For the thousandth time, we hit the reset button and hoped for the best.

The thrill of seeing the TV raster jump, vertically roll once locking onto the VDG sync pulses and finally an overbright, bloomed letter "A" on the upper left corner I will never forget.

Such were the "good old days" (when Radio Shack actually had wall-to-wall parts to buy, not tiny little understocked drawers).

@ Krupski... I remember the first frequency counter I built... Eight VFD tubes (1/2 inch tall 15 V devices) and a lot of cmos CD4XXXAE devices. I used a 74S90 for 2 to 90 Mhz and an 11C90 to go to 500 Mhz.
It was a wonder and you could always buy a Moccasin Kit for $5.00, Too...

So Many Parts and so little time to learn.. (Sigh).

Doc

Re the lower-level explanations...

...something that shouldn't be left out of the discussion - which is rather important - is the role of the clock, and timing diagrams.

Basically, inside the processor, the main clock is used to generate multiple other clocks (which may be faster clocks or slower clocks) - which, when applied properly to the CPU/ALU/etc circuitry - keeps those pieces synchronized properly so that bits get read, pushed into a register, operated on, pushed out the memory, then the address stepped to the "next" address as indicated (usually by another register).

If you look into "bare" CPUs (take a look at the datasheet for an 8-bit CPU like the 6805 or Z80) - you'll find in there a "timing diagram" - that shows a linear representation of square-waves and their sequence to indicate when and how memory is read and written to, when address and data lines are active, etc.

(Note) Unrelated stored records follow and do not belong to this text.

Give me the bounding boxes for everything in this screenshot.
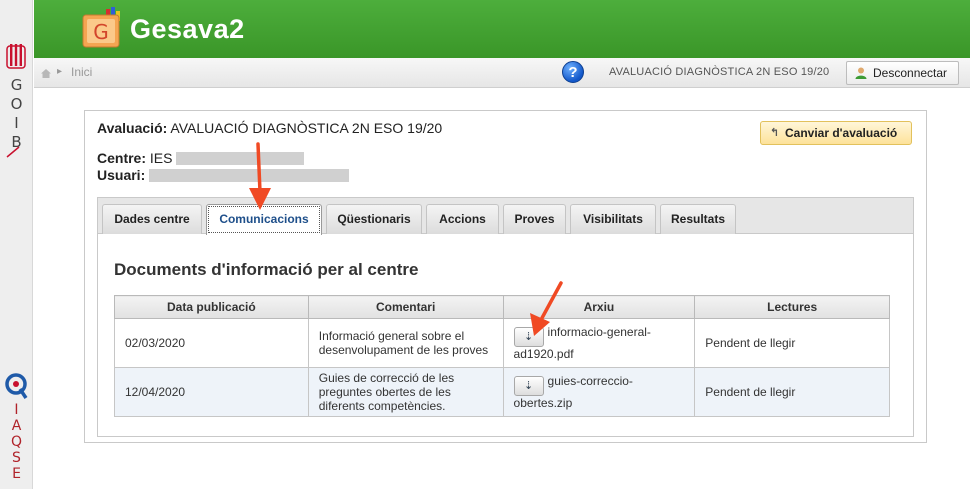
cell-status: Pendent de llegir [694, 318, 890, 368]
cell-file: ⇣ informacio-general-ad1920.pdf [502, 318, 696, 368]
table-row: 02/03/2020 Informació general sobre el d… [114, 318, 890, 368]
main-panel: Avaluació: AVALUACIÓ DIAGNÒSTICA 2N ESO … [84, 110, 927, 443]
goib-letters: GOIB [7, 76, 26, 152]
change-evaluation-label: Canviar d'avaluació [785, 126, 898, 140]
download-icon: ⇣ [523, 331, 534, 343]
goib-text: GOIB [0, 76, 33, 156]
redacted-user-name [149, 169, 350, 182]
table-header-row: Data publicació Comentari Arxiu Lectures [114, 295, 890, 319]
tab-accions[interactable]: Accions [426, 204, 499, 234]
logo-letter: G [93, 20, 109, 44]
iaqse-text: IAQSE [0, 402, 33, 485]
column-header-reads[interactable]: Lectures [694, 295, 890, 319]
user-icon [855, 67, 867, 79]
file-name-part2[interactable]: ad1920.pdf [514, 347, 574, 361]
breadcrumb-home-link[interactable]: Inici [71, 65, 92, 79]
tab-comunicacions[interactable]: Comunicacions [206, 204, 322, 235]
goib-emblem-icon [6, 44, 26, 69]
evaluation-value: AVALUACIÓ DIAGNÒSTICA 2N ESO 19/20 [170, 120, 443, 136]
download-icon: ⇣ [523, 380, 534, 392]
evaluation-info: Avaluació: AVALUACIÓ DIAGNÒSTICA 2N ESO … [97, 120, 442, 136]
cell-comment: Informació general sobre el desenvolupam… [307, 318, 504, 368]
top-navigation-bar: ▸ Inici ? AVALUACIÓ DIAGNÒSTICA 2N ESO 1… [34, 58, 970, 88]
cell-date: 12/04/2020 [114, 367, 309, 417]
table-row: 12/04/2020 Guies de correcció de les pre… [114, 367, 890, 417]
tab-proves[interactable]: Proves [503, 204, 566, 234]
tab-dades-centre[interactable]: Dades centre [102, 204, 202, 234]
left-brand-strip: GOIB IAQSE [0, 0, 33, 489]
redacted-centre-name [176, 152, 305, 165]
file-name-part1[interactable]: guies-correccio- [548, 374, 633, 388]
centre-label: Centre: [97, 150, 147, 166]
return-arrow-icon: ↰ [770, 127, 780, 139]
column-header-date[interactable]: Data publicació [114, 295, 309, 319]
logout-label: Desconnectar [873, 66, 948, 80]
column-header-comment[interactable]: Comentari [307, 295, 504, 319]
gesava-logo-icon: G [82, 7, 120, 48]
file-name-part1[interactable]: informacio-general- [548, 325, 651, 339]
goib-slash-icon [6, 146, 20, 158]
iaqse-logo-icon [5, 373, 28, 399]
section-title: Documents d'informació per al centre [114, 260, 419, 279]
goib-letter: GOIB [0, 76, 33, 156]
help-icon[interactable]: ? [562, 61, 584, 83]
logout-button[interactable]: Desconnectar [846, 61, 959, 85]
evaluation-label: Avaluació: [97, 120, 168, 136]
centre-value: IES [149, 150, 173, 166]
tab-visibilitats[interactable]: Visibilitats [570, 204, 656, 234]
tab-strip: Dades centre Comunicacions Qüestionaris … [98, 198, 913, 235]
tabs-container: Dades centre Comunicacions Qüestionaris … [97, 197, 914, 437]
cell-file: ⇣ guies-correccio-obertes.zip [502, 367, 696, 417]
file-name-part2[interactable]: obertes.zip [514, 396, 573, 410]
cell-status: Pendent de llegir [694, 367, 890, 417]
download-button[interactable]: ⇣ [513, 327, 544, 347]
cell-comment: Guies de correcció de les preguntes ober… [307, 367, 504, 417]
tab-resultats[interactable]: Resultats [660, 204, 736, 234]
documents-table: Data publicació Comentari Arxiu Lectures… [114, 295, 890, 417]
tab-questionaris[interactable]: Qüestionaris [326, 204, 422, 234]
download-button[interactable]: ⇣ [513, 376, 544, 396]
home-icon[interactable] [41, 69, 51, 78]
breadcrumb-separator-icon: ▸ [57, 66, 63, 77]
user-label: Usuari: [97, 167, 146, 183]
app-title: Gesava2 [130, 14, 245, 44]
cell-date: 02/03/2020 [114, 318, 309, 368]
iaqse-letters: IAQSE [8, 402, 25, 482]
user-info: Usuari: [97, 167, 350, 183]
column-header-file[interactable]: Arxiu [502, 295, 696, 319]
change-evaluation-button[interactable]: ↰ Canviar d'avaluació [760, 121, 912, 145]
app-header: G Gesava2 [34, 0, 970, 58]
centre-info: Centre: IES [97, 150, 305, 166]
current-evaluation-label: AVALUACIÓ DIAGNÒSTICA 2N ESO 19/20 [609, 66, 830, 78]
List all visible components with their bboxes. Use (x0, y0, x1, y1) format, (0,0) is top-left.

It can be a very, very complex dance.

I honestly don't know what such a diagram looks like for a modern processor (I'm not even sure if you can get a datasheet for modern 64-bit PC processors - at least easily - I haven't actually looked!) - but it is sure to be complex.

You can sometimes find timing diagrams on simpler parts that you might use with an Arduino - such as shift-registers and similar. I don't think there is much if any timing diagram, though, for the ATMega328 or others - simply because everything is "on-board" and there isn't any way to add peripheral devices to the address/data bus of the CPU in the controller. There may be one for the ATMega2560 - since you can add SRAM to it - but I am not certain there...

I honestly don't know what such a diagram looks like for a modern processor

You can find some timing diagrams in an AVR datasheet. For example, those AVRs that support external data memory would have a familiar-looking timing diagram.

Some processors (like the Motorola 68xx series) also use "prebytes". ...
This avoids making the opcode map huge with special codes for EACH operation

It might have more to do with being an "upgrade" of a pre-existing architeture that didn't have a "Y register."
One of the big differences (real, rather than marketing) between a RISC cpu like the AVR and a CISC cpu like the 68xx is that a RISC cpu will tend to have a single (or very limited) set of instruction formats. No pre-bytes, no different-length instructions depending on the arguments, etc.

In the old days, a well-designed cpu architecture had a lot of elegance to it. You can look at the PDP-11 instruction format, and there's a set of bits for the operation, and as set for the source, and a set for the destination, some bits for modes... With a bit of training, you can almost see how the hardware has to work, but you can see that it was also designed for humans (assembly language programmers) and by humans. An AVR is by-contrast, "obviously" designed with the aid of CAD tools. The same bits might be there, but they're scattered throughout the instruction (presumably in ways that make the hardware smaller and more efficient...)

The same bits might be there, but they're scattered throughout the instruction (presumably in ways that make the hardware smaller and more efficient...

Or not, with microcode I think it can be totally random.

RISC machines tend not to use microcode.